Prejudice can be described as the preconceived feelings, opinions, or attitudes, usually regarding a racial group in an unfavourable manner. A prejudiced person is likely to hold on to their views even when presented with evidence that disproves their judgements. Racially prejudiced people believe that they can revert to conclusions about the character and personality of an individual through reasons such as the common religious beliefs within the people of the racial group that the individual belongs to. In the 1925 novel, Mein Kampf (My Struggle), Adolf Hitler wrote that it was the Nazi Party’s mission “to promote the victory of the better and stronger [races] and demand the subordination of the inferior and weaker” (Gifford, 15). It foreshadowed the massive genocides of millions of German citizens who did not fit his category of the “master race” (Ibid). The Nazi Party’s attempt to gain superiority over the “lesser races” shocked communities all over the world. Eyewitness accounts and real-life stories of victims of the tragic event spread from one country to the next, emphasizing the horrific consequences that can result from such negative stereotyping. Consequently, it is apparent that prejudice limits how a person sees others and themselves and reinforces the flawed belief that not every culture deserves equal respect. It weakens the public’s interest in multiculturalism where the perspectives and ideologies of various racial groups are embraced as fundamental elements of a unified society.

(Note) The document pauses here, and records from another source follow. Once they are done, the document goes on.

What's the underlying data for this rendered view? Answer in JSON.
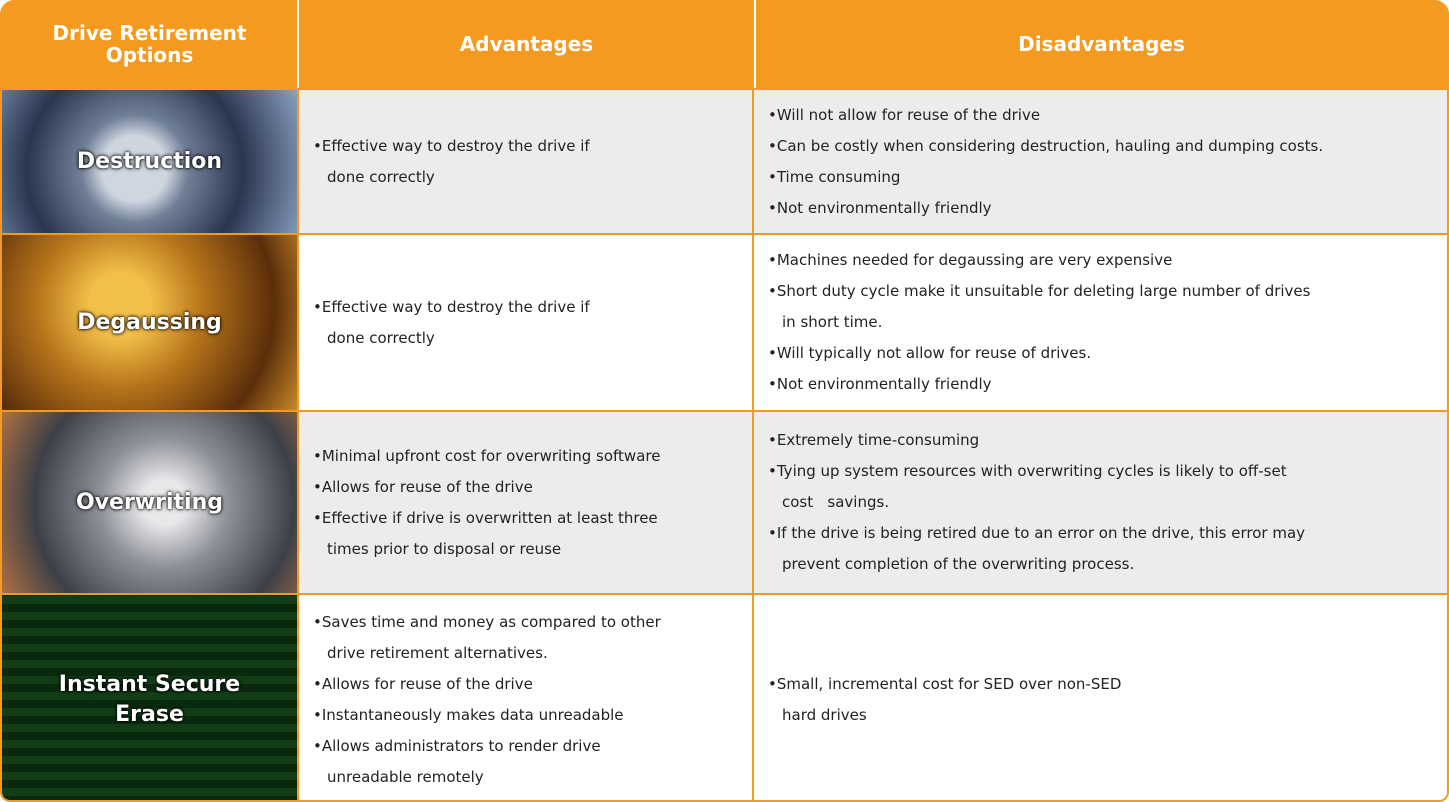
{
  "header": {
    "cells": [
      "Drive Retirement Options",
      "Advantages",
      "Disadvantages"
    ]
  },
  "rows": [
    {
      "label": "Destruction",
      "advantages": [
        [
          "Effective way to destroy the drive if",
          "done correctly"
        ]
      ],
      "disadvantages": [
        [
          "Will not allow for reuse of the drive"
        ],
        [
          "Can be costly when considering destruction, hauling and dumping costs."
        ],
        [
          "Time consuming"
        ],
        [
          "Not environmentally friendly"
        ]
      ]
    },
    {
      "label": "Degaussing",
      "advantages": [
        [
          "Effective way to destroy the drive if",
          "done correctly"
        ]
      ],
      "disadvantages": [
        [
          "Machines needed for degaussing are very expensive"
        ],
        [
          "Short duty cycle make it unsuitable for deleting large number of drives",
          "in short time."
        ],
        [
          "Will typically not allow for reuse of drives."
        ],
        [
          "Not environmentally friendly"
        ]
      ]
    },
    {
      "label": "Overwriting",
      "advantages": [
        [
          "Minimal upfront cost for overwriting software"
        ],
        [
          "Allows for reuse of the drive"
        ],
        [
          "Effective if drive is overwritten at least three",
          "times prior to disposal or reuse"
        ]
      ],
      "disadvantages": [
        [
          "Extremely time-consuming"
        ],
        [
          "Tying up system resources with overwriting cycles is likely to off-set",
          "cost   savings."
        ],
        [
          "If the drive is being retired due to an error on the drive, this error may",
          "prevent completion of the overwriting process."
        ]
      ]
    },
    {
      "label": "Instant Secure Erase",
      "advantages": [
        [
          "Saves time and money as compared to other",
          "drive retirement alternatives."
        ],
        [
          "Allows for reuse of the drive"
        ],
        [
          "Instantaneously makes data unreadable"
        ],
        [
          "Allows administrators to render drive",
          "unreadable remotely"
        ]
      ],
      "disadvantages": [
        [
          "Small, incremental cost for SED over non-SED",
          "hard drives"
        ]
      ]
    }
  ]
}
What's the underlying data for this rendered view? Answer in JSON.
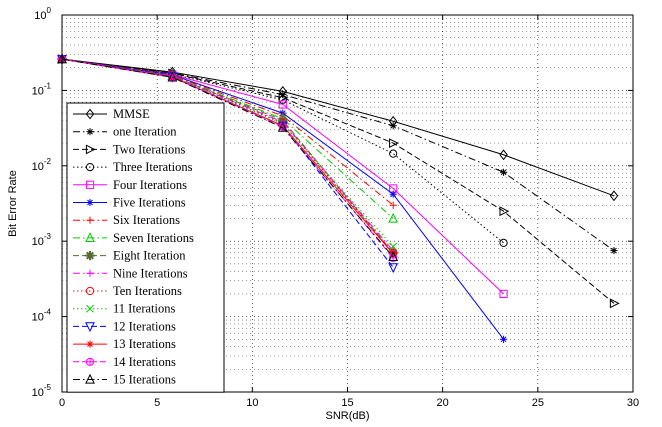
{
  "chart_data": {
    "type": "line",
    "title": "",
    "xlabel": "SNR(dB)",
    "ylabel": "Bit Error Rate",
    "xlim": [
      0,
      30
    ],
    "ylim": [
      1e-05,
      1
    ],
    "yscale": "log",
    "grid": true,
    "x_ticks": [
      "0",
      "5",
      "10",
      "15",
      "20",
      "25",
      "30"
    ],
    "y_ticks": [
      {
        "base": "10",
        "exp": "0"
      },
      {
        "base": "10",
        "exp": "-1"
      },
      {
        "base": "10",
        "exp": "-2"
      },
      {
        "base": "10",
        "exp": "-3"
      },
      {
        "base": "10",
        "exp": "-4"
      },
      {
        "base": "10",
        "exp": "-5"
      }
    ],
    "legend_position": "left",
    "series": [
      {
        "name": "MMSE",
        "color": "#000000",
        "dash": "solid",
        "marker": "diamond",
        "x": [
          0,
          5.8,
          11.6,
          17.4,
          23.2,
          29
        ],
        "y": [
          0.26,
          0.175,
          0.097,
          0.039,
          0.014,
          0.004
        ]
      },
      {
        "name": "one Iteration",
        "color": "#000000",
        "dash": "dashdot",
        "marker": "star",
        "x": [
          0,
          5.8,
          11.6,
          17.4,
          23.2,
          29
        ],
        "y": [
          0.26,
          0.17,
          0.088,
          0.034,
          0.0082,
          0.00075
        ]
      },
      {
        "name": "Two Iterations",
        "color": "#000000",
        "dash": "dashed",
        "marker": "tri-right",
        "x": [
          0,
          5.8,
          11.6,
          17.4,
          23.2,
          29
        ],
        "y": [
          0.26,
          0.168,
          0.08,
          0.02,
          0.0025,
          0.00015
        ]
      },
      {
        "name": "Three Iterations",
        "color": "#000000",
        "dash": "dotted",
        "marker": "circle",
        "x": [
          0,
          5.8,
          11.6,
          17.4,
          23.2
        ],
        "y": [
          0.26,
          0.165,
          0.075,
          0.0145,
          0.00095
        ]
      },
      {
        "name": "Four Iterations",
        "color": "#ff00ff",
        "dash": "solid",
        "marker": "square",
        "x": [
          0,
          5.8,
          11.6,
          17.4,
          23.2
        ],
        "y": [
          0.26,
          0.162,
          0.065,
          0.005,
          0.0002
        ]
      },
      {
        "name": "Five Iterations",
        "color": "#0000ff",
        "dash": "solid",
        "marker": "star",
        "x": [
          0,
          5.8,
          11.6,
          17.4,
          23.2
        ],
        "y": [
          0.26,
          0.16,
          0.05,
          0.0042,
          5e-05
        ]
      },
      {
        "name": "Six Iterations",
        "color": "#ff0000",
        "dash": "dashdot",
        "marker": "plus",
        "x": [
          0,
          5.8,
          11.6,
          17.4
        ],
        "y": [
          0.26,
          0.158,
          0.046,
          0.003
        ]
      },
      {
        "name": "Seven Iterations",
        "color": "#00cc00",
        "dash": "dashdot",
        "marker": "triangle",
        "x": [
          0,
          5.8,
          11.6,
          17.4
        ],
        "y": [
          0.26,
          0.156,
          0.042,
          0.002
        ]
      },
      {
        "name": "Eight Iteration",
        "color": "#556b2f",
        "dash": "dashed",
        "marker": "asterisk",
        "x": [
          0,
          5.8,
          11.6,
          17.4
        ],
        "y": [
          0.26,
          0.155,
          0.04,
          0.0007
        ]
      },
      {
        "name": "Nine Iterations",
        "color": "#ff00ff",
        "dash": "dashdot",
        "marker": "plus",
        "x": [
          0,
          5.8,
          11.6,
          17.4
        ],
        "y": [
          0.26,
          0.154,
          0.038,
          0.00075
        ]
      },
      {
        "name": "Ten Iterations",
        "color": "#ff0000",
        "dash": "dotted",
        "marker": "circle",
        "x": [
          0,
          5.8,
          11.6,
          17.4
        ],
        "y": [
          0.26,
          0.153,
          0.037,
          0.0007
        ]
      },
      {
        "name": "11 Iterations",
        "color": "#00cc00",
        "dash": "dotted",
        "marker": "x",
        "x": [
          0,
          5.8,
          11.6,
          17.4
        ],
        "y": [
          0.26,
          0.152,
          0.036,
          0.00085
        ]
      },
      {
        "name": "12 Iterations",
        "color": "#0000ff",
        "dash": "dashed",
        "marker": "tri-down",
        "x": [
          0,
          5.8,
          11.6,
          17.4
        ],
        "y": [
          0.26,
          0.151,
          0.034,
          0.00045
        ]
      },
      {
        "name": "13  Iterations",
        "color": "#ff0000",
        "dash": "solid",
        "marker": "star",
        "x": [
          0,
          5.8,
          11.6,
          17.4
        ],
        "y": [
          0.26,
          0.15,
          0.034,
          0.00068
        ]
      },
      {
        "name": "14 Iterations",
        "color": "#ff00ff",
        "dash": "dashed",
        "marker": "circle-star",
        "x": [
          0,
          5.8,
          11.6,
          17.4
        ],
        "y": [
          0.26,
          0.15,
          0.033,
          0.0006
        ]
      },
      {
        "name": "15 Iterations",
        "color": "#000000",
        "dash": "dashdot",
        "marker": "triangle",
        "x": [
          0,
          5.8,
          11.6,
          17.4
        ],
        "y": [
          0.26,
          0.149,
          0.032,
          0.00062
        ]
      }
    ]
  }
}
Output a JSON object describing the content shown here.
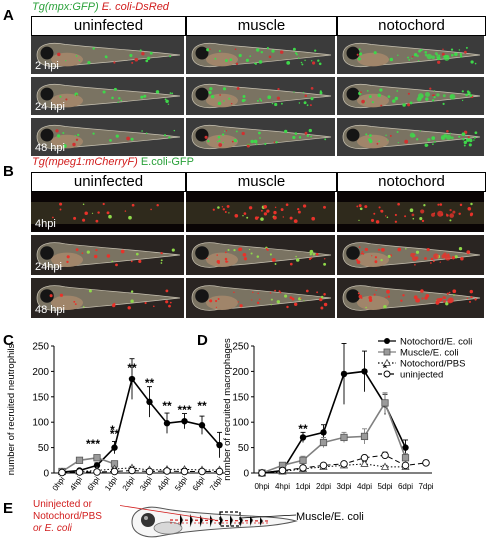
{
  "panelA": {
    "label": "A",
    "legend_green": "Tg(mpx:GFP)",
    "legend_red": "E. coli-DsRed",
    "columns": [
      "uninfected",
      "muscle",
      "notochord"
    ],
    "timepoints": [
      "2 hpi",
      "24 hpi",
      "48 hpi"
    ]
  },
  "panelB": {
    "label": "B",
    "legend_red": "Tg(mpeg1:mCherryF)",
    "legend_green": "E.coli-GFP",
    "columns": [
      "uninfected",
      "muscle",
      "notochord"
    ],
    "timepoints": [
      "4hpi",
      "24hpi",
      "48 hpi"
    ]
  },
  "panelC": {
    "label": "C"
  },
  "panelD": {
    "label": "D"
  },
  "panelE": {
    "label": "E",
    "left_label_lines": [
      "Uninjected or",
      "Notochord/PBS",
      "or E. coli"
    ],
    "right_label": "Muscle/E. coli"
  },
  "chart_data": [
    {
      "type": "line",
      "panel": "C",
      "title": "",
      "xlabel": "",
      "ylabel": "number of recruited neutrophils",
      "x": [
        "0hpi",
        "4hpi",
        "6hpi",
        "1dpi",
        "2dpi",
        "3dpi",
        "4dpi",
        "5dpi",
        "6dpi",
        "7dpi"
      ],
      "ylim": [
        0,
        250
      ],
      "yticks": [
        0,
        50,
        100,
        150,
        200,
        250
      ],
      "series": [
        {
          "name": "Notochord/E. coli",
          "marker": "filled-circle",
          "values": [
            2,
            5,
            15,
            50,
            185,
            140,
            98,
            102,
            94,
            55
          ],
          "err": [
            1,
            3,
            5,
            12,
            40,
            30,
            20,
            15,
            18,
            25
          ]
        },
        {
          "name": "Muscle/E. coli",
          "marker": "gray-square",
          "values": [
            3,
            25,
            30,
            18,
            null,
            null,
            null,
            null,
            null,
            null
          ],
          "err": [
            1,
            4,
            5,
            4,
            null,
            null,
            null,
            null,
            null,
            null
          ]
        },
        {
          "name": "Notochord/PBS",
          "marker": "triangle",
          "values": [
            2,
            3,
            5,
            8,
            10,
            6,
            7,
            7,
            6,
            6
          ],
          "err": [
            1,
            1,
            2,
            2,
            3,
            2,
            2,
            2,
            2,
            2
          ]
        },
        {
          "name": "uninjected",
          "marker": "open-circle",
          "values": [
            1,
            2,
            2,
            3,
            5,
            3,
            4,
            3,
            3,
            3
          ],
          "err": [
            1,
            1,
            1,
            1,
            2,
            1,
            1,
            1,
            1,
            1
          ]
        }
      ],
      "annotations": [
        {
          "x": "6hpi",
          "text": "***"
        },
        {
          "x": "1dpi",
          "text": "**"
        },
        {
          "x": "1dpi",
          "text": "*"
        },
        {
          "x": "2dpi",
          "text": "**"
        },
        {
          "x": "3dpi",
          "text": "**"
        },
        {
          "x": "4dpi",
          "text": "**"
        },
        {
          "x": "5dpi",
          "text": "***"
        },
        {
          "x": "6dpi",
          "text": "**"
        }
      ]
    },
    {
      "type": "line",
      "panel": "D",
      "title": "",
      "xlabel": "",
      "ylabel": "number of recruited macrophages",
      "x": [
        "0hpi",
        "4hpi",
        "1dpi",
        "2dpi",
        "3dpi",
        "4dpi",
        "5dpi",
        "6dpi",
        "7dpi"
      ],
      "ylim": [
        0,
        250
      ],
      "yticks": [
        0,
        50,
        100,
        150,
        200,
        250
      ],
      "series": [
        {
          "name": "Notochord/E. coli",
          "marker": "filled-circle",
          "values": [
            0,
            5,
            70,
            80,
            195,
            200,
            135,
            50,
            null
          ],
          "err": [
            1,
            3,
            10,
            15,
            60,
            40,
            20,
            15,
            null
          ]
        },
        {
          "name": "Muscle/E. coli",
          "marker": "gray-square",
          "values": [
            0,
            15,
            25,
            60,
            70,
            72,
            138,
            30,
            null
          ],
          "err": [
            1,
            5,
            8,
            10,
            10,
            15,
            20,
            8,
            null
          ]
        },
        {
          "name": "Notochord/PBS",
          "marker": "triangle",
          "values": [
            0,
            3,
            8,
            12,
            15,
            18,
            12,
            12,
            null
          ],
          "err": [
            1,
            1,
            2,
            3,
            3,
            4,
            3,
            3,
            null
          ]
        },
        {
          "name": "uninjected",
          "marker": "open-circle",
          "values": [
            0,
            5,
            10,
            15,
            18,
            30,
            35,
            15,
            20
          ],
          "err": [
            1,
            2,
            3,
            3,
            4,
            5,
            6,
            4,
            5
          ]
        }
      ],
      "legend_position": "top-right",
      "annotations": [
        {
          "x": "1dpi",
          "text": "**"
        },
        {
          "x": "5dpi",
          "text": "*"
        }
      ]
    }
  ]
}
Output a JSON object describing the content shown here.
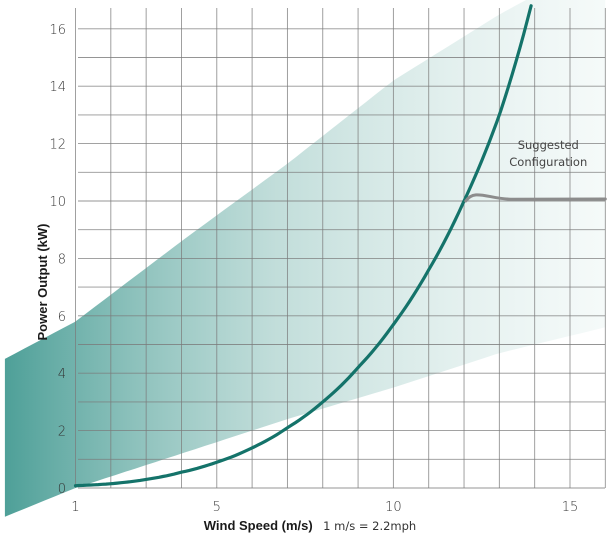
{
  "chart_data": {
    "type": "line",
    "title": "",
    "xlabel": "Wind Speed (m/s)",
    "xlabel_note": "1 m/s = 2.2mph",
    "ylabel": "Power Output (kW)",
    "xlim": [
      1,
      16
    ],
    "ylim": [
      0,
      16.8
    ],
    "x_ticks": [
      1,
      5,
      10,
      15
    ],
    "x_tick_labels": [
      "1",
      "5",
      "10",
      "15"
    ],
    "y_ticks": [
      0,
      2,
      4,
      6,
      8,
      10,
      12,
      14,
      16
    ],
    "y_tick_labels": [
      "0",
      "2",
      "4",
      "6",
      "8",
      "10",
      "12",
      "14",
      "16"
    ],
    "grid": true,
    "series": [
      {
        "color": "#14736a",
        "x": [
          1,
          2,
          3,
          4,
          5,
          6,
          7,
          8,
          9,
          10,
          11,
          12,
          13,
          13.9
        ],
        "y": [
          0.08,
          0.15,
          0.3,
          0.55,
          0.9,
          1.4,
          2.1,
          3.0,
          4.2,
          5.7,
          7.6,
          10.0,
          13.0,
          16.8
        ]
      },
      {
        "name": "Suggested Configuration",
        "color": "#8c8c8c",
        "x": [
          12.05,
          12.3,
          12.6,
          13.0,
          13.5,
          14,
          15,
          16
        ],
        "y": [
          10.0,
          10.55,
          10.0,
          10.04,
          10.05,
          10.06,
          10.07,
          10.07
        ]
      }
    ],
    "band": {
      "color": "#8fc2bc",
      "lower": {
        "x": [
          -1,
          1,
          4,
          7,
          10,
          13,
          16
        ],
        "y": [
          -1.0,
          0.0,
          1.2,
          2.4,
          3.5,
          4.7,
          5.6
        ]
      },
      "upper": {
        "x": [
          -1,
          1,
          4,
          7,
          10,
          13,
          16
        ],
        "y": [
          4.5,
          5.8,
          8.6,
          11.3,
          14.2,
          16.5,
          18.5
        ]
      }
    },
    "annotations": [
      {
        "text_lines": [
          "Suggested",
          "Configuration"
        ],
        "x": 14.3,
        "y": 10.8
      }
    ]
  }
}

Another component of racism is ignorance; lack of knowledge, information, and exposure to a particular culture. People who are racially ignorant express very little awareness on the meanings, beliefs, and values of other races and ethnic groups. This lack of awareness can make some racial groups feel justified in treating other peoples as subordinates of the human race. From around the 1500s and on, European empires like Great Britain, France, and Spain colonized areas in Africa, Asia, the Americas, and the Pacific (Gifford, 12). Arriving colonists made little to no attempt to understand the civilization of the native peoples, and mistreated hundreds of communities (Ibid). The age of European colonialism marked the beginning of the belief that European civilization was the greatest the world had ever known (Ibid). As a result, it is evident that ignorance blinds us from seeing the beacon of light that is engraved within every mind, body, and spirit of all races. It has the possibility of lessening the equity and moral rightness of society, as well as the maintenance of distributive justice around the globe.

Furthermore, bigotry can be characterized as the complete intolerance of a certain group that differs from one’s own. It has served as the foundation for segregation primarily between whites and nonwhites, as well as institutional racism. By 1896, the Supreme Court in the United States ruled that “separate but equal” facilities were allowable by law, where separate schools, businesses, and community functions would be established for the white majority and African-American minority (Gifford, 24). Although racial segregation has been abolished from most of the world, racial discrimination is still in existence. In a 1989 study of employment agencies in Canada, 94 percent of employers confessed that they had discriminated against job seekers on the basis of skin colour (Gifford, 19). Therefore, racial bigotry, whether in the form of segregation or discrimination, supports the ideology that “the more a civilization became mixed racially, the more it lost its creativity and value” (Gifford, 8). It essentially is a meaningless, political concept, negating the fact that there is no scientific evidence proving that the groups of mankind differ in their capacity for intellectual and emotional development (Ibid).

Racism can be considered a disease that destroys the path of human relationships from reaching their full potential. Inhumane and uncivil events have resulted from the notion of the “higher race” and “lesser races.” They have formed stereotypes and false misconceptions about certain people because of personal, physical, and cultural attributes. Such generalizations and statements surfaced the belief that some races are more talented and capable than others. Though it is natural that belonging to an ethnic group, culture, or race generates an idea of an individual’s character and capabilities, the richness and diversity of the multiracial world should be celebrated as entities of the spectrum of human dignity.

Works Cited

Gifford, Clive. Racism. North Vancouver: Whitecap Books, 2006.